Par
Résumé
- L'ordre n'affecte pas les plans de redémarrage de la production, selon l'entreprise
- Bank of America a déclassé les actions de Sigma, provoquant une chute de 15 %
- Sigma affronte toujours son ancien co-PDG en justice concernant les droits miniers
RIO DE JANEIRO, 15 janvier (Reuters) - Le ministère du Travail du Brésil a fermé trois tas de déchets sur le site minier phare de Sigma Lithium dans l'État de Minas Gerais, invoquant un risque « grave et imminent » pour les travailleurs et la communauté locale, selon des documents consultés par Reuters.

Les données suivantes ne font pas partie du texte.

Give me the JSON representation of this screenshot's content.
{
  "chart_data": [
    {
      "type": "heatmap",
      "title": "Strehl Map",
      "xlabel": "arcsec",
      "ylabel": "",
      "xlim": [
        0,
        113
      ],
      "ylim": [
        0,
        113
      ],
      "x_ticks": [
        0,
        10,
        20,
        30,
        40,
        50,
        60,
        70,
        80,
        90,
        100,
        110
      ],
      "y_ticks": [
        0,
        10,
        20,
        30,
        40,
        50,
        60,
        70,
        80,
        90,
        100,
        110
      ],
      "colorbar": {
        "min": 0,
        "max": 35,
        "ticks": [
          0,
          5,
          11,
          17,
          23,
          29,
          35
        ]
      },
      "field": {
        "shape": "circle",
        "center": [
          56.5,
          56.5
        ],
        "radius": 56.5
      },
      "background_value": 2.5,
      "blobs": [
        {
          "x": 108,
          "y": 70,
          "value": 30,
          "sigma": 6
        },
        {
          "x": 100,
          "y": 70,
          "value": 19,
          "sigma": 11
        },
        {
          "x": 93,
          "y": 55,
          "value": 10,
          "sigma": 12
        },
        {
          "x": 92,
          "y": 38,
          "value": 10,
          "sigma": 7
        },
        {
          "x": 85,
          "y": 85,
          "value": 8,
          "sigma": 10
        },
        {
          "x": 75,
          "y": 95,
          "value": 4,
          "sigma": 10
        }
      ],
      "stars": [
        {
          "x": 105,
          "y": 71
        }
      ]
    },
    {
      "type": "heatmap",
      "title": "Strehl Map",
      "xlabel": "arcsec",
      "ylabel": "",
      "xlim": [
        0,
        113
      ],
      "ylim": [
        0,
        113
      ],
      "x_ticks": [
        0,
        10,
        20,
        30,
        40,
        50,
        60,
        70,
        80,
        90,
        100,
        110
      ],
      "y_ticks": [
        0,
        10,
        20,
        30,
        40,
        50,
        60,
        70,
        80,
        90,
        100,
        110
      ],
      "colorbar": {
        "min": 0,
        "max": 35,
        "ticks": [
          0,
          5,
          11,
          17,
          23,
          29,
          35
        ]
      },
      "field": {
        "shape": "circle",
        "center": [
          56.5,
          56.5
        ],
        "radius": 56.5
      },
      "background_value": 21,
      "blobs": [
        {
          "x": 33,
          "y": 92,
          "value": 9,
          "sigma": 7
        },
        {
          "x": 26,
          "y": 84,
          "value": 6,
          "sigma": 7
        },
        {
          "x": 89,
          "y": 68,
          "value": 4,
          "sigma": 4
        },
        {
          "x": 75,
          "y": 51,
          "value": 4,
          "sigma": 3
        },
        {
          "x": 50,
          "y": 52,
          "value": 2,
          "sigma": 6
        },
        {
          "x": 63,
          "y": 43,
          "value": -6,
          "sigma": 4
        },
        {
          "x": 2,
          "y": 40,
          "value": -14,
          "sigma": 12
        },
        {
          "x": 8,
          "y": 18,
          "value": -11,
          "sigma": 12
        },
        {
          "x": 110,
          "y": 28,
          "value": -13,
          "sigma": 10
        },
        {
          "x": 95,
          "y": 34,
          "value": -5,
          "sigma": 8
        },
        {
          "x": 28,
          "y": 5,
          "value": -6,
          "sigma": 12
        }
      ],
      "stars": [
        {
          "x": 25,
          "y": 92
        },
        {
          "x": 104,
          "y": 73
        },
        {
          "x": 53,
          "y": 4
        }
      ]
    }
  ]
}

Cette décision s'ajoute aux difficultés persistantes de Sigma pour redémarrer la mine de lithium, la plus grande du Brésil, d'une capacité annuelle de 270 000 tonnes de concentré de lithium. Elle est inactive depuis octobre, indiquent les documents.
Les restrictions n'affectent pas la capacité de Sigma à fonctionner ni ne compromettent son calendrier de reprise de la production, a déclaré l'entreprise dans un communiqué. La société a nié tout danger pour la sécurité, ajoutant que les tas ne contiennent que de la terre, sans contaminants.
Les tas restent préoccupants malgré la fermeture, a déclaré le ministère dans un communiqué, ajoutant qu'un tas de déchets effondré pourrait recouvrir des maisons voisines ou se déverser dans la rivière Piaui.
CHUTE DES ACTIONS APRÈS LE DÉCLASSEMENT
En novembre, l'entreprise avait déclaré lors d'une conférence téléphonique sur les résultats que la mine reprendrait sa production dans deux à trois semaines.
La semaine dernière, alors que la mine était toujours à l'arrêt, Bank of America a déclassé les actions de l'entreprise, invoquant un manque de clarté sur la date de reprise de la production. Cette évaluation a fait chuter les actions de 15 % en une seule journée.
Mardi, l'entreprise cotée à Toronto a déclaré qu'elle avançait son plan de reprise de la production.
Les responsables du travail ont pris la décision de fermer l'accès aux tas le 5 décembre, et mardi, ils ont rejeté l'appel de l'entreprise pour lever l'ordre.
Il n'est pas clair si Sigma pourrait produire du lithium à la mine de Grota do Cirilo, son seul actif productif, sans utiliser les trois tas interdits, où la société stocke les déchets après traitement.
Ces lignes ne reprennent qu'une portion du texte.